The ICO has fined operators heavily for running automated campaigns under generic consent language. The justification often given (that the recipient ticked a box somewhere) does not survive scrutiny once the regulator looks at the wording. If you are running an automated dialler at any volume, your consent capture process deserves a dedicated legal review, separate from the rest of your marketing consent flow.
What the ICO reduces or does not contest
Reading the register from the other direction is also instructive. Some organisations are fined and some are not, on similar-looking facts. The difference is usually visible in the decision notice. Operators who cooperate early, produce a clean audit trail, demonstrate a proportionate suppression process, and act on complaints quickly tend to attract reduced penalties or enforcement notices rather than fines. Operators who stonewall, delete records, or claim ignorance of obligations they were already subject to tend to attract the upper end of the range.
The audit trail is doing most of the work here. An organisation that can produce a screening log, a suppression history, a consent record, and a complaint response timeline is in a fundamentally different posture from one that cannot. That posture often determines whether the matter is closed with a warning or published as a penalty.
Director liability is real
Since 2018, the ICO has had the power to fine company directors personally where the breach was committed with their consent or connivance, or was attributable to their neglect. The cap on personal director penalties is £500,000, the same as the corporate cap, and the two penalties can run together. The regulator does not use this power constantly, but it has used it, and it is most often deployed against directors of phoenix companies (entities that dissolve and re-emerge to escape corporate fines).
For directors of legitimate operations, the practical implication is that signing off a marketing strategy without understanding its compliance basis is not just a corporate risk. It is a personal one.
Practical lessons
- Screen continuously, not seasonally. The TPS register changes daily. A list cleaned at the start of a campaign is dirty by the end of it.
- Keep the screening log. Record the timestamp, the dataset, the register version, and the suppression action. Do this automatically rather than manually.
- Honour opt-outs at the dialler, not just the CRM. Make sure opt-outs cannot be silently overwritten by reimport.

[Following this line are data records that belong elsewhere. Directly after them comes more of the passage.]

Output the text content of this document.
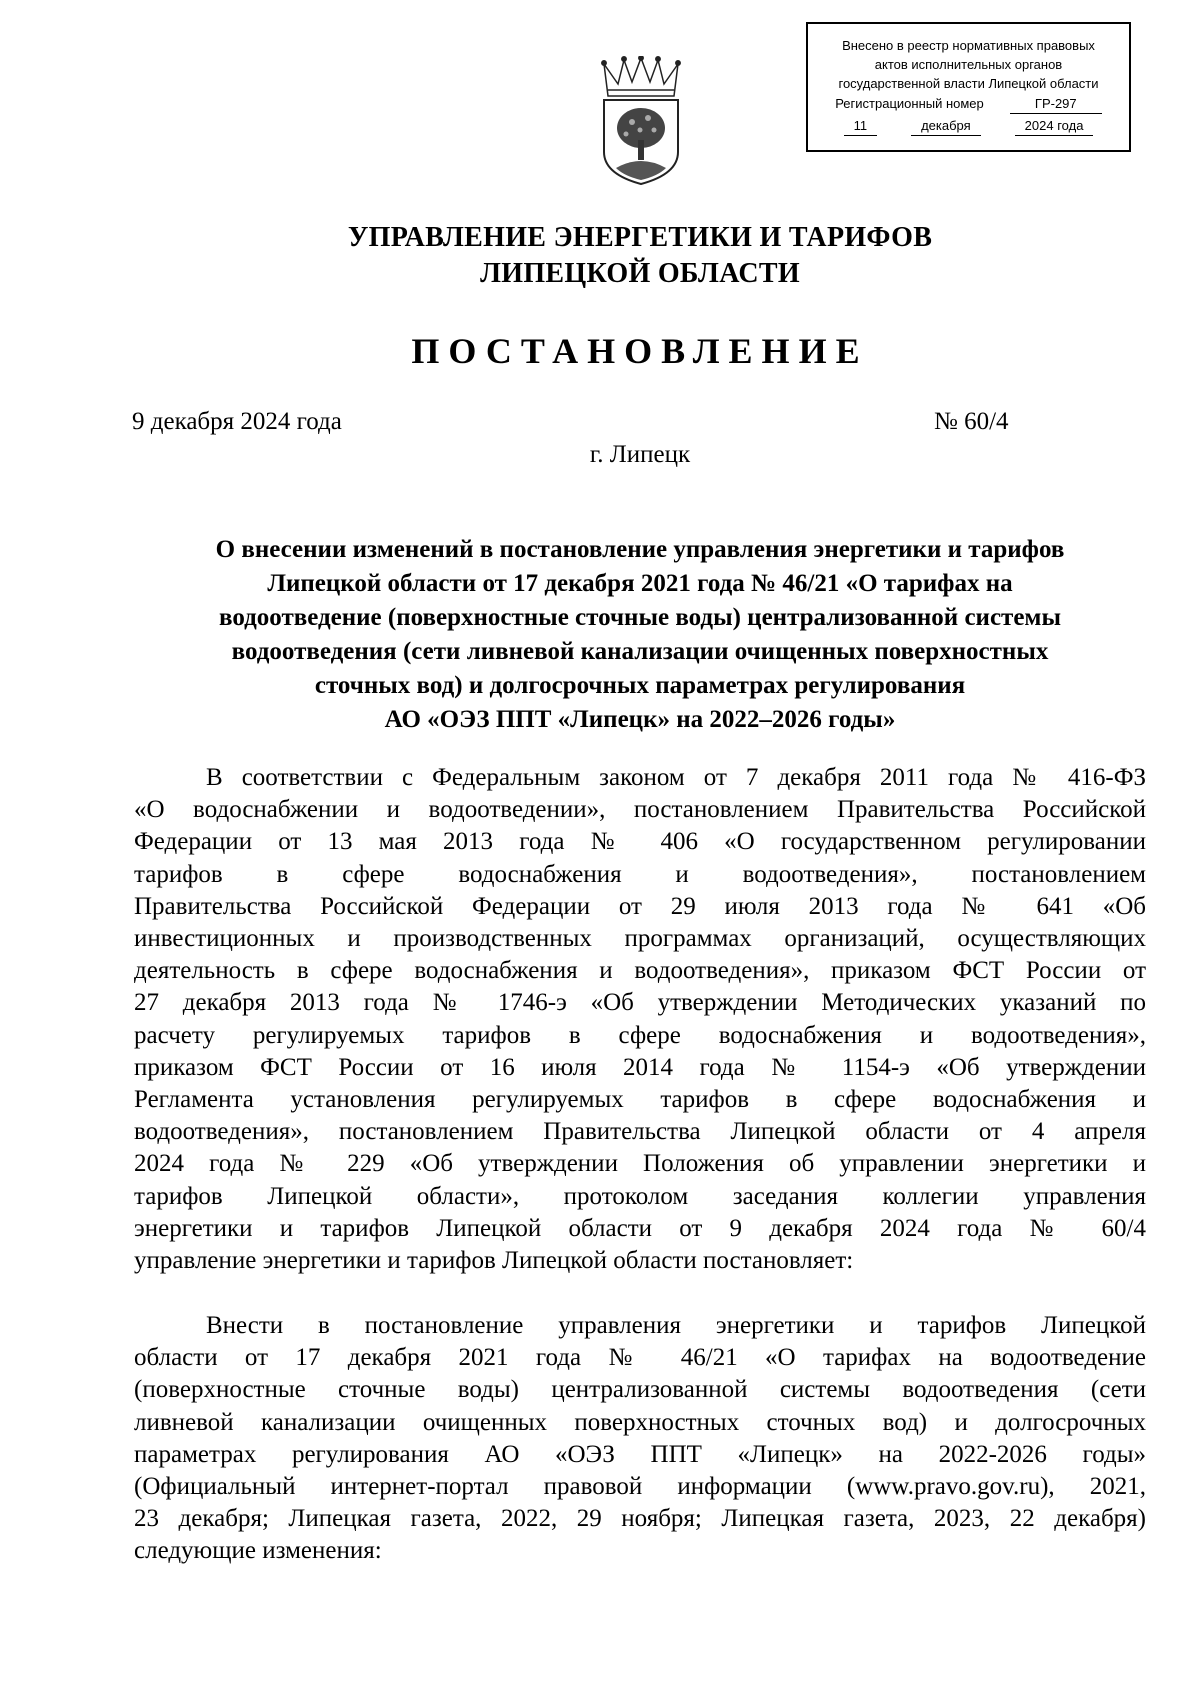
Внесено в реестр нормативных правовых
актов исполнительных органов
государственной власти Липецкой области
Регистрационный номер	ГР-297
11	декабря	2024 года
УПРАВЛЕНИЕ ЭНЕРГЕТИКИ И ТАРИФОВ
ЛИПЕЦКОЙ ОБЛАСТИ
ПОСТАНОВЛЕНИЕ
9 декабря 2024 года	№ 60/4
г. Липецк
О внесении изменений в постановление управления энергетики и тарифов
Липецкой области от 17 декабря 2021 года № 46/21 «О тарифах на
водоотведение (поверхностные сточные воды) централизованной системы
водоотведения (сети ливневой канализации очищенных поверхностных
сточных вод) и долгосрочных параметрах регулирования
АО «ОЭЗ ППТ «Липецк» на 2022–2026 годы»
В соответствии с Федеральным законом от 7 декабря 2011 года № 416-ФЗ
«О водоснабжении и водоотведении», постановлением Правительства Российской
Федерации от 13 мая 2013 года № 406 «О государственном регулировании
тарифов в сфере водоснабжения и водоотведения», постановлением
Правительства Российской Федерации от 29 июля 2013 года № 641 «Об
инвестиционных и производственных программах организаций, осуществляющих
деятельность в сфере водоснабжения и водоотведения», приказом ФСТ России от
27 декабря 2013 года № 1746-э «Об утверждении Методических указаний по
расчету регулируемых тарифов в сфере водоснабжения и водоотведения»,
приказом ФСТ России от 16 июля 2014 года № 1154-э «Об утверждении
Регламента установления регулируемых тарифов в сфере водоснабжения и
водоотведения», постановлением Правительства Липецкой области от 4 апреля
2024 года № 229 «Об утверждении Положения об управлении энергетики и
тарифов Липецкой области», протоколом заседания коллегии управления
энергетики и тарифов Липецкой области от 9 декабря 2024 года № 60/4
управление энергетики и тарифов Липецкой области постановляет:
Внести в постановление управления энергетики и тарифов Липецкой
области от 17 декабря 2021 года № 46/21 «О тарифах на водоотведение
(поверхностные сточные воды) централизованной системы водоотведения (сети
ливневой канализации очищенных поверхностных сточных вод) и долгосрочных
параметрах регулирования АО «ОЭЗ ППТ «Липецк» на 2022-2026 годы»
(Официальный интернет-портал правовой информации (www.pravo.gov.ru), 2021,
23 декабря; Липецкая газета, 2022, 29 ноября; Липецкая газета, 2023, 22 декабря)
следующие изменения:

- Audit your lead chain. If you buy leads, periodically request the original consent record for a sample. If the vendor cannot produce it, treat that as a failure of the whole pipeline.
- Treat automated calls as a different product. The consent required is specific and narrow. Do not assume your general consent flow covers it.
- Present a real CLI. A monitored number that the recipient can ring back is part of the legal obligation, not a courtesy.
For the broader regulatory context, see our explainer on PECR and the TPS compliance guide. For how TPSClear handles ongoing screening inside HubSpot and other CRMs, see CRM integrations; for the API, see developers.
Where to read the actual cases
The ICO publishes its enforcement actions, including PECR penalty notices, monetary penalty notices, enforcement notices, and prosecutions, on its public register. Each entry includes the decision notice, which sets out the facts the regulator relied on and the reasoning behind the penalty. For anyone responsible for telephone marketing compliance, reading a few decision notices in full is more useful than any summary, including this one.
The register is here: ico.org.uk/action-weve-taken/enforcement. Filter by sector, by date, or by the type of action. The patterns described above will repeat in front of you within a few entries.